Veggie Chopped Salad

Total Time
Prep/Total Time: 25 min.

Updated on Apr. 11, 2023

My husband's aunt gave me this recipe back in the '80s, and it's been a staple at our house ever since. I like to make it a day ahead because some time in the fridge makes it even better. Be sure to save yourself some leftovers, too. —Madeline Etzkorn, Burien, Washington


Test Kitchen Tips
  • Don't throw away those tasty broccoli stems. Just peel the outside layer with a veggie peeler, then chop and enjoy.
  • Lighten up by using reduced-fat mayo and adding 3 more cups of any chopped vegetables you'd like.
  • This salad is easily customizable. Add some shaved Brussels sprouts, or swap sunflower seeds for the peanuts.

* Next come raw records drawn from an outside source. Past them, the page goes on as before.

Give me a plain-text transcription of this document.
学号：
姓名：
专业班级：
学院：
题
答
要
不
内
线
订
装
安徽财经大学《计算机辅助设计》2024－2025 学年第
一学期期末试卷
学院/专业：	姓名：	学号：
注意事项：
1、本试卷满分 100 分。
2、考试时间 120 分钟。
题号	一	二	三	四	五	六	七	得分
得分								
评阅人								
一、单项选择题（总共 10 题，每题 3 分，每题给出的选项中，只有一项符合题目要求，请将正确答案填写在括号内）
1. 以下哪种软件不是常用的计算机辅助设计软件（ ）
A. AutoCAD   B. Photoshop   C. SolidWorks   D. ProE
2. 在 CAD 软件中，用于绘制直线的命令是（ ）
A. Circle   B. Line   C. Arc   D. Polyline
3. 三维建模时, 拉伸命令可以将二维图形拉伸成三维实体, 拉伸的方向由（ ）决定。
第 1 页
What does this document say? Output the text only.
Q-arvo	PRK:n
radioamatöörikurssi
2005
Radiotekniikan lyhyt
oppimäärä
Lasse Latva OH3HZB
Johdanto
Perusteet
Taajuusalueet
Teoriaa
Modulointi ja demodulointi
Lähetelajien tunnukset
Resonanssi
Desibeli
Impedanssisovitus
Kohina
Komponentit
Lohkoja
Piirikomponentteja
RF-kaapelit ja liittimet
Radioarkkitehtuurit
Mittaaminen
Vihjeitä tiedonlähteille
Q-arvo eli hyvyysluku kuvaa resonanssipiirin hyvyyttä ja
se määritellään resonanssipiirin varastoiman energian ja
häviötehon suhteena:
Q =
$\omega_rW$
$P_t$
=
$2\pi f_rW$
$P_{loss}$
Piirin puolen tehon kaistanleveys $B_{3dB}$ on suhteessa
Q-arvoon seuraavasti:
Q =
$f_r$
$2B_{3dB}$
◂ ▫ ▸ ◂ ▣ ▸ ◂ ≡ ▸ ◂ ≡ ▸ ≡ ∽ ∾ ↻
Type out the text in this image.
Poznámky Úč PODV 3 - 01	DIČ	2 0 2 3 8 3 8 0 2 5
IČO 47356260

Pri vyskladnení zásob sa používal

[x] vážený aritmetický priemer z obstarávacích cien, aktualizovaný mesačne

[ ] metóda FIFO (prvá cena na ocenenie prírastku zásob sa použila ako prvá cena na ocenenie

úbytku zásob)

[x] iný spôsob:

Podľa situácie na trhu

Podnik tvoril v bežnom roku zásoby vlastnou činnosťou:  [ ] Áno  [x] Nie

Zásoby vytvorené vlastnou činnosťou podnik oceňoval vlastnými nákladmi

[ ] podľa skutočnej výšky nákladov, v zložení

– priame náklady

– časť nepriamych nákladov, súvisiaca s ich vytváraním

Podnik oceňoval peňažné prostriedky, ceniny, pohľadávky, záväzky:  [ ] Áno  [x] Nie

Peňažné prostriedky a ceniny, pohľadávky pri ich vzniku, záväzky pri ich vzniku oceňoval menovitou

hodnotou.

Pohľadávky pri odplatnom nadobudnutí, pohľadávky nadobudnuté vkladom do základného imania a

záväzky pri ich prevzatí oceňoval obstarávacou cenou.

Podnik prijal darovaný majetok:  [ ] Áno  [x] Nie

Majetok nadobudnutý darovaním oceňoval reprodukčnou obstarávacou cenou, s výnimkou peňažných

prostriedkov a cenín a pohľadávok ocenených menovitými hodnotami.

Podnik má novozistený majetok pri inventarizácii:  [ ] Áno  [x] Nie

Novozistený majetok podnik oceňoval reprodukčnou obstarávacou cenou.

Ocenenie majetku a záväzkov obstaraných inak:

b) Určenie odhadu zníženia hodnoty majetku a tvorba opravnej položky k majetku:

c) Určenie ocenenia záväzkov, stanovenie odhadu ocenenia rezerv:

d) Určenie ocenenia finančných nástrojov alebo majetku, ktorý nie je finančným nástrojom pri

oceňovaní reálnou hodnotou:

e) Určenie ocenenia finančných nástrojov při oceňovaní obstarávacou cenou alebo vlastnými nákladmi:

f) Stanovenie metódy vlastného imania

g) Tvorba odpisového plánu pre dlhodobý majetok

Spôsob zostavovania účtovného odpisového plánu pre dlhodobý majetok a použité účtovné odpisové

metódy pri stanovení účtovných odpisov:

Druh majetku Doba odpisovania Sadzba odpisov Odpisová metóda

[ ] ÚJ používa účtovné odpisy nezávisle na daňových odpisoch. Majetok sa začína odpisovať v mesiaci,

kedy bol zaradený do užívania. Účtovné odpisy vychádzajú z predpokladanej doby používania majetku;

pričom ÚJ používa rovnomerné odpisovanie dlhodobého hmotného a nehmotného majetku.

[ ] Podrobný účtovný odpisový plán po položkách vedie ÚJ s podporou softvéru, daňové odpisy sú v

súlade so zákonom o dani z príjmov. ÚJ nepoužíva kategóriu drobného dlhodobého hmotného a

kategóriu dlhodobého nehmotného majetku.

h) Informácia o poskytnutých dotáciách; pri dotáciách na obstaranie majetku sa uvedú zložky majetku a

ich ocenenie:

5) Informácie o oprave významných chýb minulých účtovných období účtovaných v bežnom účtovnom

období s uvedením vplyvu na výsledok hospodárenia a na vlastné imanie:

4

Try adding raisins or dried cranberries.
  • Watch How to Make Veggie Chopped Salad

    Test Kitchen Approved

    Veggie Chopped Salad

    Yield: 12 servings
    Prep: 25 min

    Ingredients

    • 3 cups finely chopped fresh broccoli
    • 3 cups finely chopped cauliflower
    • 3 cups finely chopped celery
    • 2 cups frozen peas (about 8 ounces), thawed
    • 6 bacon strips, cooked and crumbled
    • 1-1/3 cups mayonnaise
    • 1/4 cup sugar
    • 2 tablespoons grated Parmesan cheese
    • 1 tablespoon cider vinegar
    • 1/4 teaspoon salt
    • 3/4 cup salted peanuts

    Directions

    1. In a large bowl, combine the first 5 ingredients. In a small bowl, mix mayonnaise, sugar, cheese, vinegar and salt until blended. Add to salad and toss to coat. Just before serving, stir in peanuts. Refrigerate leftovers.